Modern science, it has been said, has undergone three revolutions: the Copernican, the Newtonian, and the Darwinian. This oversimplification is valid if our standard of judgment is social impact. The Newtonian synthesis, which absorbed the Copernican, had convinced men that the physical universe behaved in accordance with inviolable natural laws and that these laws could be expressed mathematically. With the confidence inspired by this world picture, science sought to find those natural laws under which the animate and inanimate aspects of the world operated. Equally influential was the tradition which cherished the ideal of the conquest of nature through the utilization of scientific knowledge. The many discoveries and inventions of the eighteenth century lent assurance and optimism to the prevailing attitude. The present chapter relates some of the divergent influences which merged into the Darwinian synthesis: biological evolution. [excerpt]

Comments

This is a part of Section XV: Biology and the Rise of the Social Sciences. The Contemporary Civilization page lists all additional sections of Ideas and Institutions of Western Man, as well as the Table of Contents for both volumes.

More About Contemporary Civilization:

From 1947 through 1969, all first-year Gettysburg College students took a two-semester course called Contemporary Civilization. The course was developed at President Henry W.A. Hanson’s request with the goal of “introducing the student to the backgrounds of contemporary social problems through the major concepts, ideals, hopes and motivations of western culture since the Middle Ages.”
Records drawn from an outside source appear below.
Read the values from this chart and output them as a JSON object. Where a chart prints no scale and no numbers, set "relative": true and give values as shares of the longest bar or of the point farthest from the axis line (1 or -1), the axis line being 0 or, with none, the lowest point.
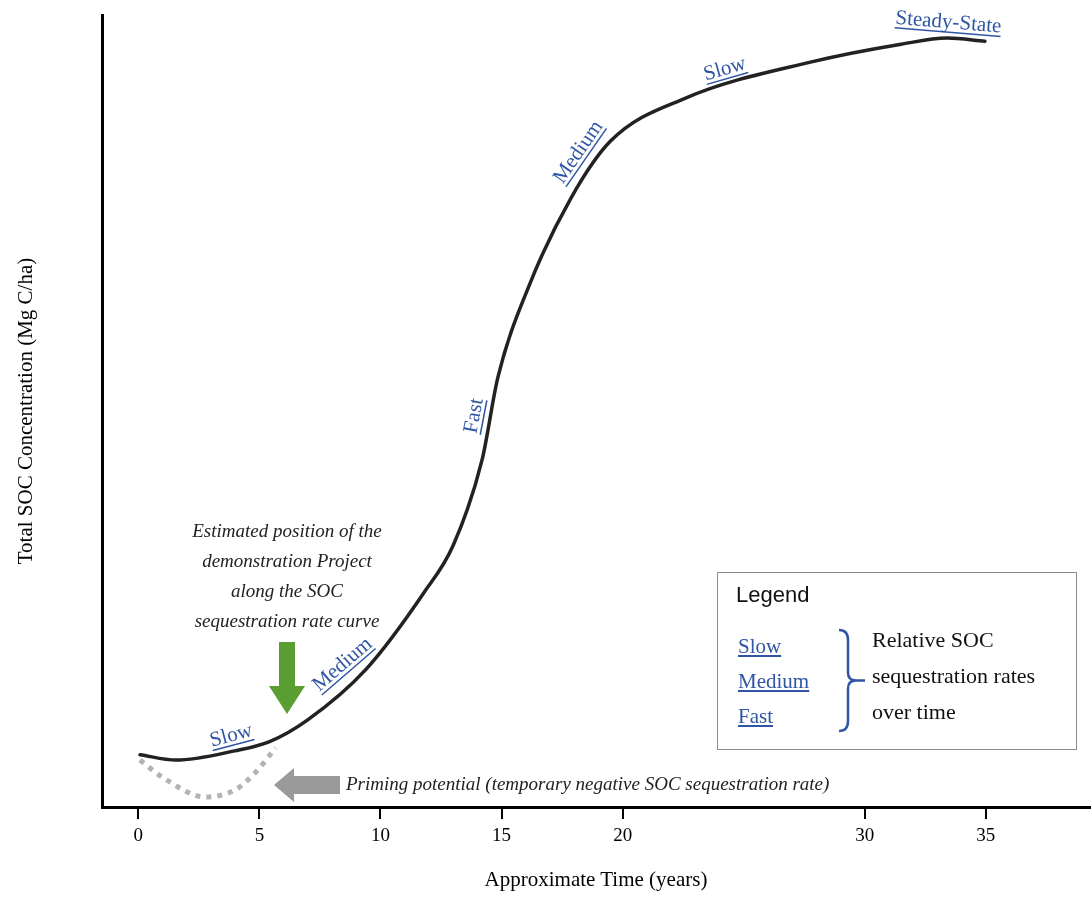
{
  "chart_data": {
    "type": "line",
    "relative": true,
    "marker": "none",
    "xlabel": "Approximate Time (years)",
    "ylabel": "Total SOC Concentration (Mg C/ha)",
    "xlim": [
      -1.5,
      39.3
    ],
    "xticks": [
      0,
      5,
      10,
      15,
      20,
      30,
      35
    ],
    "series": [
      {
        "color": "#222222",
        "x": [
          0.07,
          1.55,
          3.98,
          5.42,
          6.98,
          9.4,
          11.8,
          13.0,
          14.2,
          14.85,
          16.15,
          17.85,
          19.5,
          22.6,
          27.8,
          31.5,
          33.4,
          34.96
        ],
        "values": [
          0.068,
          0.061,
          0.073,
          0.085,
          0.113,
          0.179,
          0.279,
          0.34,
          0.452,
          0.559,
          0.679,
          0.791,
          0.866,
          0.922,
          0.969,
          0.992,
          1.0,
          0.996
        ]
      },
      {
        "color": "#b3b3b3",
        "line_style": "dotted",
        "x": [
          0.07,
          0.98,
          2.78,
          3.98,
          4.81,
          5.67
        ],
        "values": [
          0.061,
          0.039,
          0.013,
          0.022,
          0.044,
          0.077
        ]
      }
    ],
    "annotations": [
      {
        "text": "Slow",
        "x": 4.0,
        "y": 0.073
      },
      {
        "text": "Medium",
        "x": 8.85,
        "y": 0.17
      },
      {
        "text": "Fast",
        "x": 14.5,
        "y": 0.505
      },
      {
        "text": "Medium",
        "x": 18.7,
        "y": 0.84
      },
      {
        "text": "Slow",
        "x": 24.4,
        "y": 0.94
      },
      {
        "text": "Steady-State",
        "x": 33.4,
        "y": 1.0
      },
      "Estimated position of the demonstration Project along the SOC sequestration rate curve",
      "Priming potential (temporary negative SOC sequestration rate)",
      "Legend",
      "Slow",
      "Medium",
      "Fast",
      "Relative SOC sequestration rates over time"
    ]
  }
}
Gettysburg College professors from the history, philosophy, and religion departments developed a textbook for the course. The first edition, published in 1955, was called An Introduction to Contemporary Civilization and Its Problems. A second edition, retitled Ideas and Institutions of Western Man, was published in 1958 and 1960. It is this second edition that we include here. The copy we digitized is from the Gary T. Hawbaker ’66 Collection and the marginalia are his.